5 MEI 1872. - WETBOEK VAN KOOPHANDEL : BOEK I _ TITELS VI en VII. Het Pand en De Commissie. (Wet houdende herziening der beschikkingen betreffende het Pand en de Commissie.)(NOTA : Artikelen 1 tot 10 van titel VI opgeheven behalve voor zover nodig voor de toepassing van artikel 11 van dit Wetboek bij L2013-07-11/19, art. 102, 006; Inwerkingtreding : 01-01-2018) (NOTA : Raadpleging van vroegere versies vanaf 14-02-1997 en tekstbijwerking tot 27-04-2018)
TITEL I. Pand.
Art. 1-11
TITEL II. - Commissiecontract.
Afdeling I. - De commissionairs in het algemeen.
Art. 12-13
Afdeling II. - Commissionairs of consignatarissen.
Art. 14-17
Algemene bepalingen. <W 1997-10-21/30, art. 2, 003; Inwerkingtreding : 07-12-1997>
Art. 18
TITEL I. _ Pand.
Artikel 1. <W 1997-10-21/30, art. 2, 003; Inwerkingtreding : 07-12-1997> Pand tot zekerheid van een handelsverbintenis geeft aan de schuldeiser het recht om zich, bij voorrecht en voorrang boven de andere schuldeisers, uit de in pand gegeven zaak te doen betalen, wanneer de inpandgeving geschied is op een wijze die in de koophandel geldt voor de verkoop van zaken van dezelfde aard, en de in pand gegeven zaak in het bezit is gesteld en gebleven van de schuldeiser of van een derde omtrent wie partijen zijn overeengekomen.

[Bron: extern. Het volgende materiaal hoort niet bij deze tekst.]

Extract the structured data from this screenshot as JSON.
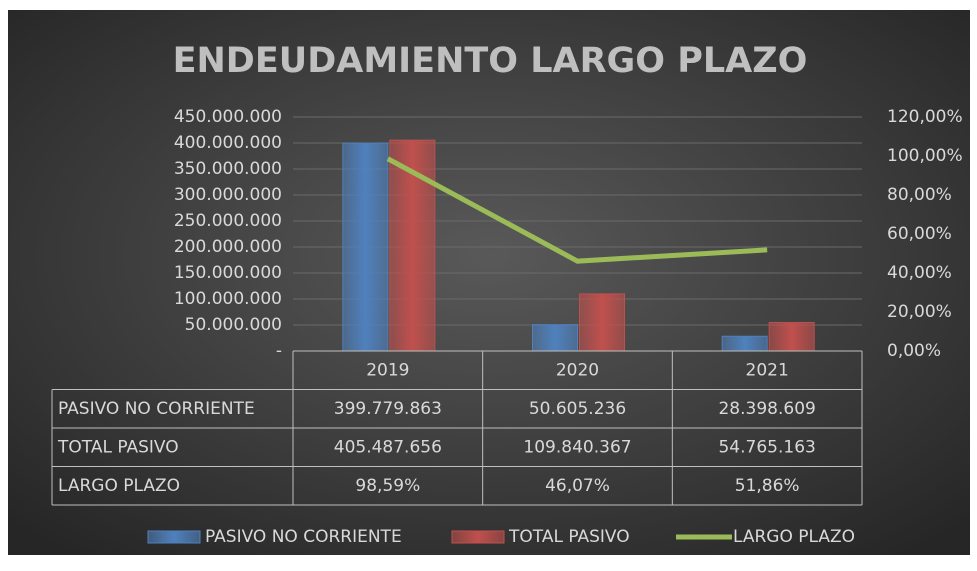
{
  "chart_data": {
    "type": "bar",
    "title": "ENDEUDAMIENTO LARGO PLAZO",
    "categories": [
      "2019",
      "2020",
      "2021"
    ],
    "series": [
      {
        "name": "PASIVO NO CORRIENTE",
        "type": "bar",
        "color": "#4f81bd",
        "values": [
          399779863,
          50605236,
          28398609
        ],
        "value_labels": [
          "399.779.863",
          "50.605.236",
          "28.398.609"
        ]
      },
      {
        "name": "TOTAL PASIVO",
        "type": "bar",
        "color": "#c0504d",
        "values": [
          405487656,
          109840367,
          54765163
        ],
        "value_labels": [
          "405.487.656",
          "109.840.367",
          "54.765.163"
        ]
      },
      {
        "name": "LARGO PLAZO",
        "type": "line",
        "axis": "y2",
        "color": "#9bbb59",
        "values": [
          98.59,
          46.07,
          51.86
        ],
        "value_labels": [
          "98,59%",
          "46,07%",
          "51,86%"
        ]
      }
    ],
    "ylim": [
      0,
      450000000
    ],
    "yticks": [
      {
        "value": 0,
        "label": "-"
      },
      {
        "value": 50000000,
        "label": "50.000.000"
      },
      {
        "value": 100000000,
        "label": "100.000.000"
      },
      {
        "value": 150000000,
        "label": "150.000.000"
      },
      {
        "value": 200000000,
        "label": "200.000.000"
      },
      {
        "value": 250000000,
        "label": "250.000.000"
      },
      {
        "value": 300000000,
        "label": "300.000.000"
      },
      {
        "value": 350000000,
        "label": "350.000.000"
      },
      {
        "value": 400000000,
        "label": "400.000.000"
      },
      {
        "value": 450000000,
        "label": "450.000.000"
      }
    ],
    "y2lim": [
      0,
      120
    ],
    "y2ticks": [
      {
        "value": 0,
        "label": "0,00%"
      },
      {
        "value": 20,
        "label": "20,00%"
      },
      {
        "value": 40,
        "label": "40,00%"
      },
      {
        "value": 60,
        "label": "60,00%"
      },
      {
        "value": 80,
        "label": "80,00%"
      },
      {
        "value": 100,
        "label": "100,00%"
      },
      {
        "value": 120,
        "label": "120,00%"
      }
    ],
    "grid": true,
    "legend": "bottom",
    "data_table": true
  }
}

De last van het bewijs van de dagtekening der inpandgeving rust op de schuldeiser. Dit bewijs kan geleverd worden door alle wettelijke middelen.

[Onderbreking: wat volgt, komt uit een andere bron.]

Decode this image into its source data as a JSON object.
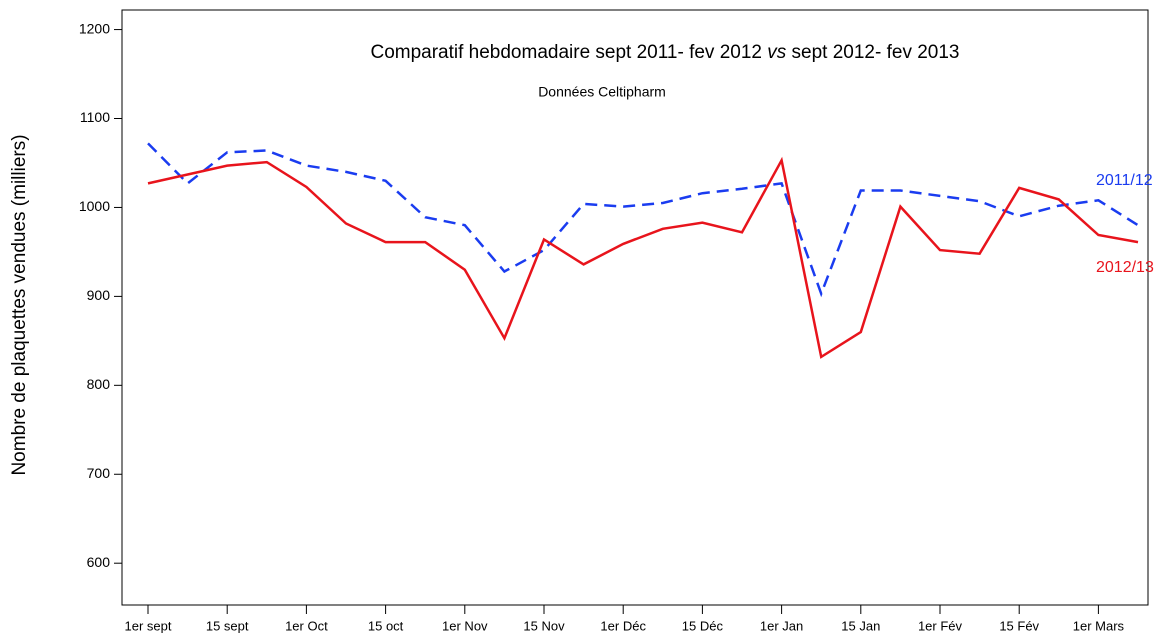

Art.2. <W 1997-10-21/30, art. 2, 003; Inwerkingtreding : 07-12-1997> De schuldeiser wordt geacht de koopwaren in zijn bezit te hebben wanneer zij te zijner beschikking zijn in zijn magazijnen of schepen, bij de douane of in een openbare opslagplaats, of wanneer zij voor hun aankomst in zijn bezit zijn gesteld door een cognossement of door een vrachtbrief.
(Inzake schuldvorderingen geldt artikel 2075 van het Burgerlijk Wetboek.)
Het laatste lid toegevoegd bij de wet van 12 december 1996.
Art.3. <W 1997-10-21/30, art. 2, 003; Inwerkingtreding : 07-12-1997> De pandhoudende schuldeiser ontvangt op de vervaldagen de rente, de dividenden en het kapitaal van de in pand gegeven waarden en verrekent ze met zijn schuldvordering.
Wanneer het pand bestaat uit handelspapier, oefent de pandhoudende schuldeiser de rechten uit van de houder en moet hij diens verplichtingen nakomen.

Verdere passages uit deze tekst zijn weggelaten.